Sister Love

Every time I think of my life as a dad I think how lucky I have been to have two daughters.  Then I think of my granddaughters who are eight years apart.  The thirteen year old treats her little six year old sister as though she is her little angel from heaven.  My observation of sisters has been that there is such a beautiful commitment between them to be there for one another and when one is older she tends to the other much like a second mother.  I feel a sense of pride as a parent that no matter what happens they will have each other.  Sisterhood.  It is like this bond that never breaks and that cannot be stopped.  It is powerful and at the same time I believe it can be painful as well.  Loving someone that much takes a lot out of us.  Carrying that burden for our siblings can be hard when we think we know what is best for them, being the eldest one.  Still sisterhood is a strong love that will likely never be penetrated by anyone outside of them.

As a parent you want your children to love each other through those hard times.  I have seen them do it and I am proud of them.  They radiate with kindness and compassion for each other.  They dance together, they laugh together and certainly there are times when they've cried together.  Always love wins out.  It is what being a sister is about.  It is what my daughters have shown me time and again.  There is a love there that is tight and that is loyal even after the angry times and even when there might be disagreements.  I feel happy they  will always have one another.

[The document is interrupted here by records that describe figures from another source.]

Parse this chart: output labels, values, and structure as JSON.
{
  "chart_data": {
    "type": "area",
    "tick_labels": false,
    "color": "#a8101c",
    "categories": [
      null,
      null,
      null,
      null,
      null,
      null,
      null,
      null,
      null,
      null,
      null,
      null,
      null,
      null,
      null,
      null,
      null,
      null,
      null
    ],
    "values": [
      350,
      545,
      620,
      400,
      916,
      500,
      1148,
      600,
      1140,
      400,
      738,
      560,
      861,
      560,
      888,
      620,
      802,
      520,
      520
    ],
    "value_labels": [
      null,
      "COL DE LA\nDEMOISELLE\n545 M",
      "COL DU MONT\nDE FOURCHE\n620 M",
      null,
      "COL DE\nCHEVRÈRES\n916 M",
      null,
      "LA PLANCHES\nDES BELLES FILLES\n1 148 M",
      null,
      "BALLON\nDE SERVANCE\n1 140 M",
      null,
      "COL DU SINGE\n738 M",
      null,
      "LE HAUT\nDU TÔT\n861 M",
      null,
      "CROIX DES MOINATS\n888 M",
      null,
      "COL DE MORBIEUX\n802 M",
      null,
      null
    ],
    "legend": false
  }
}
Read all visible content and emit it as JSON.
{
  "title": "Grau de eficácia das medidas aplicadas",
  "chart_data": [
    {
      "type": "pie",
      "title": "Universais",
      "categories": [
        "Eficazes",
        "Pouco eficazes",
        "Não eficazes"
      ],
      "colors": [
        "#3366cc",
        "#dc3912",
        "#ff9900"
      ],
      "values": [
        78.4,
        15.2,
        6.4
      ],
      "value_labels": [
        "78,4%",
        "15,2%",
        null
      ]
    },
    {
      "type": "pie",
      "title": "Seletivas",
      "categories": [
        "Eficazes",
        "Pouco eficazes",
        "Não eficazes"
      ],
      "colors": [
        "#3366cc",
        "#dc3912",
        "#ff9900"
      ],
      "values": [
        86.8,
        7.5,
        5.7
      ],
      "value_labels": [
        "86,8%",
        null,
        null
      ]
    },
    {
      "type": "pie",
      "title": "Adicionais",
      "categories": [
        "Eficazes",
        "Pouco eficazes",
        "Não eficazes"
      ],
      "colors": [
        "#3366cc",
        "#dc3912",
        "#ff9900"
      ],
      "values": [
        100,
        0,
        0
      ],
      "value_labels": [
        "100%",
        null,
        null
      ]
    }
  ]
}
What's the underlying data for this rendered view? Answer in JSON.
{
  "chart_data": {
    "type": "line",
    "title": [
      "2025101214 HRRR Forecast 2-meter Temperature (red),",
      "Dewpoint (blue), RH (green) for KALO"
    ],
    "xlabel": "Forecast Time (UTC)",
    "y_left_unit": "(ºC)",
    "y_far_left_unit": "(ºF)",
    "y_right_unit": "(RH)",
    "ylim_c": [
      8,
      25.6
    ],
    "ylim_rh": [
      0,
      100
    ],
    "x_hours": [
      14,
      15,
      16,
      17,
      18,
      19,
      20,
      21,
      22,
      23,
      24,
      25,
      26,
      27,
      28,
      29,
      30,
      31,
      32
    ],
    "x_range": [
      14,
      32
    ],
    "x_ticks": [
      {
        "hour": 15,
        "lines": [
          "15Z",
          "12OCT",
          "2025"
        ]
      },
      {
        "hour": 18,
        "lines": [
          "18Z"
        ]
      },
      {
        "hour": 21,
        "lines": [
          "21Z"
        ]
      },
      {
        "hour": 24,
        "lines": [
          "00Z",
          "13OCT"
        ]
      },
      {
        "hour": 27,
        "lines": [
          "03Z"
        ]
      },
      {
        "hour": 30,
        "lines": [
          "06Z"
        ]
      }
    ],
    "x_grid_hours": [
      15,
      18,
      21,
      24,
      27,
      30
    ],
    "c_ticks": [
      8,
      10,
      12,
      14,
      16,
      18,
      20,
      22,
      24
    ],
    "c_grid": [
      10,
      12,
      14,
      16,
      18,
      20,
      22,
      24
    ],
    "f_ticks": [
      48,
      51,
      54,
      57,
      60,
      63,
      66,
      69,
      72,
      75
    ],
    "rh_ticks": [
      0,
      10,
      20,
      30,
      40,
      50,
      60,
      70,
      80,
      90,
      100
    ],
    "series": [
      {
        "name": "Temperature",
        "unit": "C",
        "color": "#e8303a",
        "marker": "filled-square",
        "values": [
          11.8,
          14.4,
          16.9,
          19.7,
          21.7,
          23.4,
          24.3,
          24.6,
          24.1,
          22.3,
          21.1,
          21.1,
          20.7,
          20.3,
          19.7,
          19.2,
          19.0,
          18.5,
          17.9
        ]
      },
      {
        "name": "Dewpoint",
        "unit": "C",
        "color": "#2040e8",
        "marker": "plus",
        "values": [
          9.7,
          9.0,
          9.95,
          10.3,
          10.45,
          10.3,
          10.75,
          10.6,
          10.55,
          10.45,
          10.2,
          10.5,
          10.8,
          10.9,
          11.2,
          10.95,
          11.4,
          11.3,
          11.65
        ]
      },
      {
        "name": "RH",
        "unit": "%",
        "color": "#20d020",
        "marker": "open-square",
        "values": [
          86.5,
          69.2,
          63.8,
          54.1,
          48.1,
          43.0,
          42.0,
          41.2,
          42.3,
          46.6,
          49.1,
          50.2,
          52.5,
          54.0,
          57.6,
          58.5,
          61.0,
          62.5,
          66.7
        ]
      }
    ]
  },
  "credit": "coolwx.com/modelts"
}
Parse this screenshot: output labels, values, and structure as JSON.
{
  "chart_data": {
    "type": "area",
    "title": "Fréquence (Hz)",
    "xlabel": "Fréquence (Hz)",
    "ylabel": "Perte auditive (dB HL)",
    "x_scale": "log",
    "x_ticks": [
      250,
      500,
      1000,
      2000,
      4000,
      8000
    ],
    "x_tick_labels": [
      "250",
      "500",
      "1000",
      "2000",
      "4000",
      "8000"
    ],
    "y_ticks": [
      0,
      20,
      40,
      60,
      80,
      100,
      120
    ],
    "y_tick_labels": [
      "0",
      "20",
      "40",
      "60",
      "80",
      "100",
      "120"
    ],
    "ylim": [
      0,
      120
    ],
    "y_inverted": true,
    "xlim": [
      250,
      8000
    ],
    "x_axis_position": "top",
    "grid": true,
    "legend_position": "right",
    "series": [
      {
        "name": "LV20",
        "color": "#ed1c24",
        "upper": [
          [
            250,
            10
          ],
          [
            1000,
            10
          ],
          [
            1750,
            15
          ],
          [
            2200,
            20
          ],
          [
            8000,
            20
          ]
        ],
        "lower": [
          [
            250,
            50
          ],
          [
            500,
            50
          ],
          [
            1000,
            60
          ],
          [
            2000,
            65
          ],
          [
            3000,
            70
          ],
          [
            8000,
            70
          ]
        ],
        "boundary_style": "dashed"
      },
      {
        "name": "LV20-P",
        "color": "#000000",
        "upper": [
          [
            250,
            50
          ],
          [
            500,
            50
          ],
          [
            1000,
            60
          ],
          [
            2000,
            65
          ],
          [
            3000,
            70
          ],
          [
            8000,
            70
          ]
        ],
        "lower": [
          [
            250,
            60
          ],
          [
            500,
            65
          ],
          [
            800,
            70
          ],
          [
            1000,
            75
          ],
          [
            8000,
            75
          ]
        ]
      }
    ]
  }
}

My sister is a great person.  She is tight lipped and keeps her chin up but I know she worries about me.  It is interesting to me that she is a little younger but it always feels like she is my big sister.  There is a wisdom there that I cannot explain.  I have always felt like she is smarter than me even though I have three college degrees and in fact the only one with a college degree of my siblings.  I guess I have a sisterhood with my sister as well.  Maybe boys can have a sisterhood with their sisters too?  All I know is that my life has been fuller and happier with a sister.

I had two sisters but one decided she was not worthy of living.  What I recall of her was that if she could feel the pain for me she would.  She left me in my late twenties when she was about twenty two.  I will always miss her.  I will always think of what life would have been like with her.  I am sure as if it were so that she would have been very helpful right about now.  Two sisters would have been even more powerful than one.  I am truly grateful to have one.  I feel like my youngest sister is looking down on me and helps me in times of need.  Still I miss her very much.  What does one do with that kind of pain?  What I know is that she would want me to move forward regardless.

Let's all remember that we can make a sister out of a friend, especially those of us who don't have one.  There is an abundance of young to wise women who would serve as a sister and many times will also serve as a mother figure as well.  Love is universal so we can pick our family, especially if we've not been given the right mom in our eyes.  Recently that mother was a person who attempted to kill her children, succeeded with one of them and the other two lived.  She was also pregnant from her boyfriend who she wanted and the reason the courts speculate she killed her children.  Sad as this seems the new baby was born into the wrong parent and like many of us she had to pick her family and they picked her by adopting her.  We can adopt our own parents and our own siblings.  we are allowed to do that.  If you don't have a sister find one at work or in your group of friends, maybe even in church.

Sister love is a special love.  Sister love is awful and wonderful and magical too.  Sister love should not be taken for granted.  Sista love is powerful!  Sista love is the real deal because when women get together they find solace in that kind of deep love.  She is the friend who would sit by her side if she is dying and she is the woman who will hold her hand when she is ill or make her some soup.  Sister Love in a word "Rocks"!